Charles is home on a week's pass from the hospital and it's bath time. He seems to be so weak that I am afraid to try to get him in his tub. Since his shower has a tub, I am taking him to my floor access shower. However, since the day we were able to build a house with two baths, bodily cleanliness has been a his and hers proposition. It has always been our money, our home, our car, and even our job because I was the busy little helpmate in charge of public relations. But possessiveness about bathrooms is our quirk. I think Charles is almost as willing to share his toothbrush as his john. When I lend my bath to rare guests and need to share Charles', I use the public restroom at the Commons as often as possible because being the potty guest of a reluctant host can lead to irregularity. So as to my suggestion that he use my shower, let's just say he looked irritated. In the face of his total lack of cooperation, I undressed him and led him, unwilling and naked, down the hall to my bath. Knowing how bedraggled I soon would be, I fleetingly thought of sharing ablutions. But even in our salad days we didn't consider sharing showers a come-on. So here in our sagging days, I hastily dismissed the idea. Adjusting water temperature for a reluctant patient is an impossibility. He did get wet, soaped and rinsed while loudly proclaiming he was either freezing or scalding. Drying and dressing were eventually accomplished. The rest of the week he miraculously developed the strength to take tub baths where he could demand a closed door and splash in privacy.
He left the cottage one morning while I was asleep. I didn't discover he was gone until I went to get him for breakfast. Security and I went berserk, but he was calmly sitting in the lobby of the Commons.
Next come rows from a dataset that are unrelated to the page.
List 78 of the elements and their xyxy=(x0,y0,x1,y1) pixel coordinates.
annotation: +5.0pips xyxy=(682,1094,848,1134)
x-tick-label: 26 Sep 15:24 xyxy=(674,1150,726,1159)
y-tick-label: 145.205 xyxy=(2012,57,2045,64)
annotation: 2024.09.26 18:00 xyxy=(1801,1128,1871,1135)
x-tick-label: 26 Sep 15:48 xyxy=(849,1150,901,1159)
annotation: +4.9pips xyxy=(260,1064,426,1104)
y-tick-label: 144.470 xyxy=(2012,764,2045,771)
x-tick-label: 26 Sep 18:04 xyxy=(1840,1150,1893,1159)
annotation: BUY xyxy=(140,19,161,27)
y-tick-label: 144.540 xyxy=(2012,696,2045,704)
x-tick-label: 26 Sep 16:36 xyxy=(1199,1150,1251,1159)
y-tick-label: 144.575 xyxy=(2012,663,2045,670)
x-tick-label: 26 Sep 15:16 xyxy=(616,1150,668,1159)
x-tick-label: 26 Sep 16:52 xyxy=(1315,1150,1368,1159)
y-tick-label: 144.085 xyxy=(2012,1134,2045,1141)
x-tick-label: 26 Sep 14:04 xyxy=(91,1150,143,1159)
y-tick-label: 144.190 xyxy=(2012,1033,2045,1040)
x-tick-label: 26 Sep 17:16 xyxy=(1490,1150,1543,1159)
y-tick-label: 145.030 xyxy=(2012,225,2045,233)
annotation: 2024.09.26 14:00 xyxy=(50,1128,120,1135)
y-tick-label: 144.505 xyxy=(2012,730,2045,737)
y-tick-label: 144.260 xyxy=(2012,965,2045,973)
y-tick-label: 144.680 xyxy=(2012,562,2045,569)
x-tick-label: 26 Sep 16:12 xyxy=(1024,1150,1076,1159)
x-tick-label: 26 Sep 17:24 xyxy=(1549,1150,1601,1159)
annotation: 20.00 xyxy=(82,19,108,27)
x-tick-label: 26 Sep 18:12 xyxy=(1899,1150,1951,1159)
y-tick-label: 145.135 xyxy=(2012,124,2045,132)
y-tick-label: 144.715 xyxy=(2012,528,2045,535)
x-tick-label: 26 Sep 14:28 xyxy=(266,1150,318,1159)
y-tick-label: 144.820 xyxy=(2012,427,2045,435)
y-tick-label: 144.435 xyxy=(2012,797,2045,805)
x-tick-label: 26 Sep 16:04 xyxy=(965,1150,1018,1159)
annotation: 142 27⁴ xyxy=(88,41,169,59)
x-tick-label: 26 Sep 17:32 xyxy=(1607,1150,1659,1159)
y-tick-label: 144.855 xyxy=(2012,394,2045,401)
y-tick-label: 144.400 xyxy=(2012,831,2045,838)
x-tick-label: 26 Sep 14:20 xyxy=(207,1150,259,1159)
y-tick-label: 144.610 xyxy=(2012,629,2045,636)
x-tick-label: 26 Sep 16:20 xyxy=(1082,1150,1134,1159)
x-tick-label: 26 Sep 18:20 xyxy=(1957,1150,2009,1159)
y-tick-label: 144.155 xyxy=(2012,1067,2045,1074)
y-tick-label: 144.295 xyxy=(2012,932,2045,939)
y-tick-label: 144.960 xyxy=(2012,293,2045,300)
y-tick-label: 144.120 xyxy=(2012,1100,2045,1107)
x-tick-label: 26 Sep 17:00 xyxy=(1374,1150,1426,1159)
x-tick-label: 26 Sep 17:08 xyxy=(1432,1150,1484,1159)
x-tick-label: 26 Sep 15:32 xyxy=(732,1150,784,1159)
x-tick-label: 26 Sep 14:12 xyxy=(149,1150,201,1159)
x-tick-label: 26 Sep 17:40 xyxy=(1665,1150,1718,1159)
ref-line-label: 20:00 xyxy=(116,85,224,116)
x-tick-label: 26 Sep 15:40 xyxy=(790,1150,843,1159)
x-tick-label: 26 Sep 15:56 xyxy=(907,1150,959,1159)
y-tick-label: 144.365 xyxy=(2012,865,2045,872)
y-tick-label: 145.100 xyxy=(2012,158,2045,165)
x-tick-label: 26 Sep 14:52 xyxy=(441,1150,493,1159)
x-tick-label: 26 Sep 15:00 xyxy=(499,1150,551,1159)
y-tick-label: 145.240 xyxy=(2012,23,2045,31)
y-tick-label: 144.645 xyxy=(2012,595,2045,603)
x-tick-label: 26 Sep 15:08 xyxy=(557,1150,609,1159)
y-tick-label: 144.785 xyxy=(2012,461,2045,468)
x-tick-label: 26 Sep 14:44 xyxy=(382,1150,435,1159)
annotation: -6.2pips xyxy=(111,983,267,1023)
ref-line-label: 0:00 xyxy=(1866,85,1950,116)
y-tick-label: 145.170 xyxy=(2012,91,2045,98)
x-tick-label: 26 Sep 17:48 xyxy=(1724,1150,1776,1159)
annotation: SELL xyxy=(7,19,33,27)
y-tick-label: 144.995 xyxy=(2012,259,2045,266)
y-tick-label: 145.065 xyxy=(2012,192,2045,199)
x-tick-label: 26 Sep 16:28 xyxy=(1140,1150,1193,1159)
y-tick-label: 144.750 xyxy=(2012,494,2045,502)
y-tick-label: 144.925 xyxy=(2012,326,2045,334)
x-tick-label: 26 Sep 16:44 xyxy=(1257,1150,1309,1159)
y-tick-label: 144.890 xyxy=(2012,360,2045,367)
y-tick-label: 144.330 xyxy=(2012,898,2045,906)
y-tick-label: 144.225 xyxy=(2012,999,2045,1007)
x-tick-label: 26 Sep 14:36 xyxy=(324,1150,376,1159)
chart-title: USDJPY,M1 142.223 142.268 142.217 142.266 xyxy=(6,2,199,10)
During the day I saw abrasions, so I know he fell on the way there and somehow managed to get up by himself. The next day he fell in his bedroom, and I had to call Security to help him up. Eating has also caused a series of problems. He was never hungry. Most nights he undressed and went to bed while I was fixing dinner. I always insisted he get up and dress; then he would eat what I put on his plate, all the time assuring me I had given him too much. The last day I took him to the Village dining room and he ate everything in sight. Then I worried that I hadn't fed him properly.
He's back at the hospital while we decide about the future. What is best for him and for me? We have to consider both his well-being and my endurance. The ultimate course of action has to be one I can feel fairly comfortable with. It will not matter much to him, but I will have to live with me the rest of my life.